MENO STUDENTI, PIÙ PROF
Mentre va a terminare l’anno scolastico, già ci si prepara ad avviare il prossimo, l’anno 2021-2022. Che oltre ai problemi organizzativi di sempre presenterà una novità. Una novità che non sarà né burocratica né legislativa, ma più semplicemente demografica. Perché sarà un anno dimagrito, e dimagriti saranno ancor di più gli anni scolastici che seguiranno. Come ha detto recentemente il ministro dell’istruzione Bianchi, nei prossimi dieci anni avremo un milione e 400.000 studenti in meno. Ma già a settembre, all’avvio dell’anno scolastico, saranno circa 100mila gli studenti in meno rispetto all’anno prima. Storicamente il massimo venne raggiunto alla metà degli anni Sessanta con quasi 9 milioni di studenti, cifra mai più raggiunta: erano gli anni delle culle piene e della demografia generosa, come sappiamo. Poi, con gli anni Settanta, un declino che non si è più fermato. La cura dimagrante delle nostre scuole, molto semplicemente, è il frutto (avvelenato) della denatalità degli ultimi lustri, denatalità che si è ora trasformata in «degiovanimento» investendo la scuola e tra breve, in successione, anche il mondo del lavoro. Una denatalità che per forza di cose svuota la scuola, come confermano i numeri della Fondazione Agnelli. Che partono da tre considerazioni di scenario: stanno diminuendo le madri potenziali, cala la propensione a fare figli, le immigrazioni sono sempre più deboli.

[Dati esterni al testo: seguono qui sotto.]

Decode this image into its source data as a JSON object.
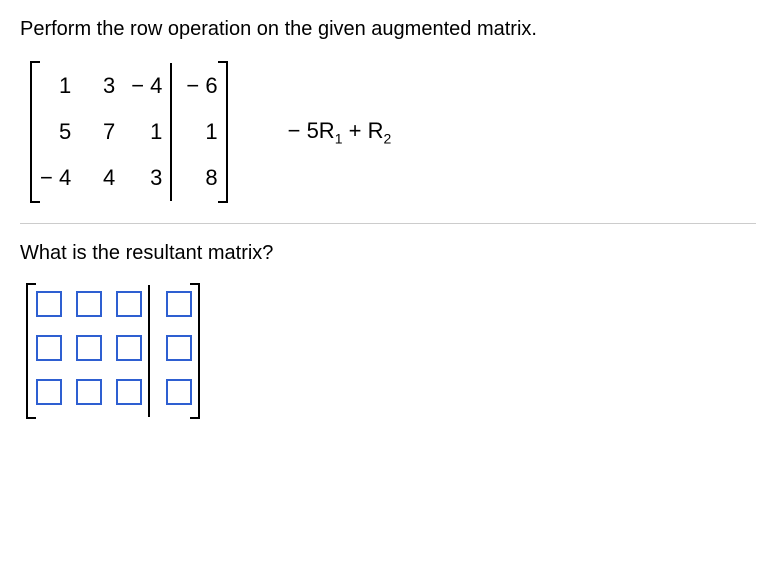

Risultato: le scuole — soprattutto quelle primarie — si svuoteranno sensibilmente. In Veneto, ad esempio, la scuola dell’infanzia perderà l’11% dei bambini, la primaria il 18, la secondaria il 16 mentre le superiori si limiteranno a ridurre i propri studenti del solo due per cento (l’onda demografica vi arriverà dopo). In tutto circa 3.300 tra classi e sezioni cancellate. Nelle altre regioni del Nordest i numeri sono simili, con l’eccezione (simbolica) del Trentino che vede crescere dell’1 per cento gli iscritti alla scuola dell’infanzia, segno di una natalità (soprattutto a Bolzano) ancora vitale.
Calcola la Fondazione Agnelli che tutto questo maremoto demografico dovrebbe comportare la perdita di oltre 55 mila posti o cattedre tra dieci anni, oltre che un invecchiamento del corpo docente. Ma non è detto che andrà proprio così, perché nelle intenzioni del ministro Bianchi il numero degli insegnanti non sarà legato proporzionalmente a quello degli studenti; per il ministro, il futuro della scuola sarà infatti di classi con numeri di studenti ridotti, ma con più tempo in aula, quindi con più corsi e con più docenti. Insomma una scuola con molti meno studenti — e questo è demograficamente sicuro — ma non con meno personale. Insomma una scuola che dovrebbe approfittare del dimagrimento per crescere in qualità formativa. Questa, almeno, l’intenzione del governo.